Earlier, State Councilor Yang Jiechi told Rice that both sides should respect and accommodate each other’s core interests and major concerns, and expand cooperation at bilateral, regional and global levels with “positive interactions” in the Asia-Pacific.
To be sure, the tensions in the South China Sea, Japan’s growing assertiveness as a military power and the transformation of the US-Japan military alliance with a negative posturing toward China – apart from the US’ rebalance strategy in Asia which forms the backdrop – cast a shadow on Xi’s visit to the US. Significantly, Xi singled out “global issues such as Asia-Pacific affairs.”
On the eve of Rice’s arrival in Beijing, Chinese navy conducted a live fire drill in the East China Sea. According to Xinhua, the “exercise involved more than 100 warships, dozens of aircraft and several missile launch battalions. Nearly 100 missiles and several hundred shells and bombs were fired during the exercise.”
A commentary featured by People’s Daily on the eve of Rice’s arrival in Beijing asserted that China cannot accept the global order that is “shaped to the US liking” as it “jeopardized China’s legitimate interests.” It said the US’ “mentality of hegemony … seeks to shape an unfair global order in which it tends to monopolize benefits” and this adversely impacts stability and security. The commentary asserted that China and Russia “intend to improve the global order” without disrupting it and will “thwart” the US’ agenda of regime change.
Equally, an article last week in the National Interest magazine penned by the Chinese ambassador in Washington, Cui Tiankai, in the run-up to Xi’s visit to the US was noticeably lacking in effusiveness. Sombre in tone, it urged the US to foster “good habits of cooperation,” which Cui explained in these lines – “never lose focus, stick to shared goals and interests, accommodate each other’s legitimate concerns, benefit from each other’s wisdom, overcome obstacles that hold us back – and most importantly – prevent our differences from dominating the agenda of the bilateral relationship.”

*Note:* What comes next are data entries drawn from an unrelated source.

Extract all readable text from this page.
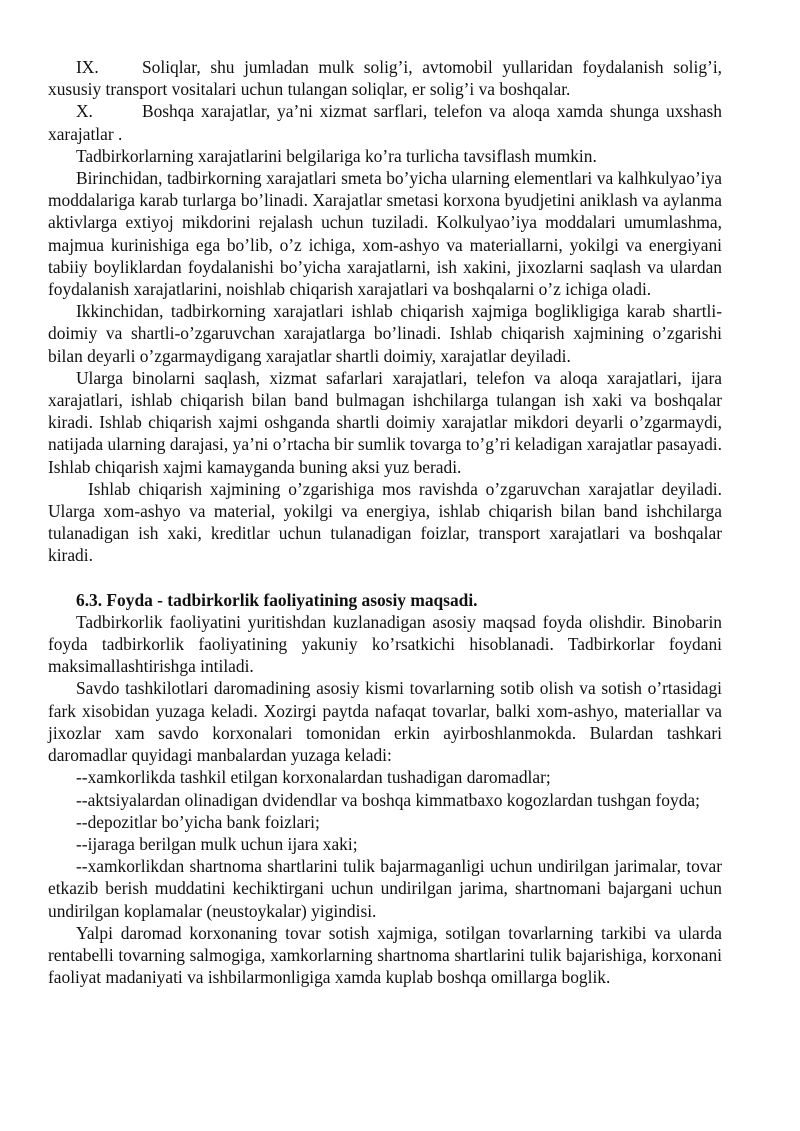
IX. Soliqlar, shu jumladan mulk solig’i, avtomobil yullaridan foydalanish solig’i, xususiy transport vositalari uchun tulangan soliqlar, er solig’i va boshqalar.

X.	Boshqa xarajatlar, ya’ni xizmat sarflari, telefon va aloqa xamda shunga uxshash xarajatlar .

Tadbirkorlarning xarajatlarini belgilariga ko’ra turlicha tavsiflash mumkin.

Birinchidan, tadbirkorning xarajatlari smeta bo’yicha ularning elementlari va kalhkulyao’iya moddalariga karab turlarga bo’linadi. Xarajatlar smetasi korxona byudjetini aniklash va aylanma aktivlarga extiyoj mikdorini rejalash uchun tuziladi. Kolkulyao’iya moddalari umumlashma, majmua kurinishiga ega bo’lib, o’z ichiga, xom-ashyo va materiallarni, yokilgi va energiyani tabiiy boyliklardan foydalanishi bo’yicha xarajatlarni, ish xakini, jixozlarni saqlash va ulardan foydalanish xarajatlarini, noishlab chiqarish xarajatlari va boshqalarni o’z ichiga oladi.

Ikkinchidan, tadbirkorning xarajatlari ishlab chiqarish xajmiga boglikligiga karab shartli-doimiy va shartli-o’zgaruvchan xarajatlarga bo’linadi. Ishlab chiqarish xajmining o’zgarishi bilan deyarli o’zgarmaydigang xarajatlar shartli doimiy, xarajatlar deyiladi.

Ularga binolarni saqlash, xizmat safarlari xarajatlari, telefon va aloqa xarajatlari, ijara xarajatlari, ishlab chiqarish bilan band bulmagan ishchilarga tulangan ish xaki va boshqalar kiradi. Ishlab chiqarish xajmi oshganda shartli doimiy xarajatlar mikdori deyarli o’zgarmaydi, natijada ularning darajasi, ya’ni o’rtacha bir sumlik tovarga to’g’ri keladigan xarajatlar pasayadi. Ishlab chiqarish xajmi kamayganda buning aksi yuz beradi.

Ishlab chiqarish xajmining o’zgarishiga mos ravishda o’zgaruvchan xarajatlar deyiladi. Ularga xom-ashyo va material, yokilgi va energiya, ishlab chiqarish bilan band ishchilarga tulanadigan ish xaki, kreditlar uchun tulanadigan foizlar, transport xarajatlari va boshqalar kiradi.

6.3. Foyda - tadbirkorlik faoliyatining asosiy maqsadi.

Tadbirkorlik faoliyatini yuritishdan kuzlanadigan asosiy maqsad foyda olishdir. Binobarin foyda tadbirkorlik faoliyatining yakuniy ko’rsatkichi hisoblanadi. Tadbirkorlar foydani maksimallashtirishga intiladi.

Savdo tashkilotlari daromadining asosiy kismi tovarlarning sotib olish va sotish o’rtasidagi fark xisobidan yuzaga keladi. Xozirgi paytda nafaqat tovarlar, balki xom-ashyo, materiallar va jixozlar xam savdo korxonalari tomonidan erkin ayirboshlanmokda. Bulardan tashkari daromadlar quyidagi manbalardan yuzaga keladi:

--xamkorlikda tashkil etilgan korxonalardan tushadigan daromadlar;

--aktsiyalardan olinadigan dvidendlar va boshqa kimmatbaxo kogozlardan tushgan foyda;

--depozitlar bo’yicha bank foizlari;

--ijaraga berilgan mulk uchun ijara xaki;

--xamkorlikdan shartnoma shartlarini tulik bajarmaganligi uchun undirilgan jarimalar, tovar etkazib berish muddatini kechiktirgani uchun undirilgan jarima, shartnomani bajargani uchun undirilgan koplamalar (neustoykalar) yigindisi.

Yalpi daromad korxonaning tovar sotish xajmiga, sotilgan tovarlarning tarkibi va ularda rentabelli tovarning salmogiga, xamkorlarning shartnoma shartlarini tulik bajarishiga, korxonani faoliyat madaniyati va ishbilarmonligiga xamda kuplab boshqa omillarga boglik.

Assessing Rice’s weekend consultations in Beijing, the Global Times acknowledged that tensions have been building up in the relations and the root problem is that China’s rise is “causing a sense of crisis” in the US thinking, which manifests as China-bashing. Whereas China’s past attitude has been to ignore the “hawkish noises at critical times of China-US ties,” it has not yielded positive results and, therefore, Chinese authorities “could consider some systemic adjustment in order to enhance the effectiveness of their responses, and resources home and abroad need to be mobilized.”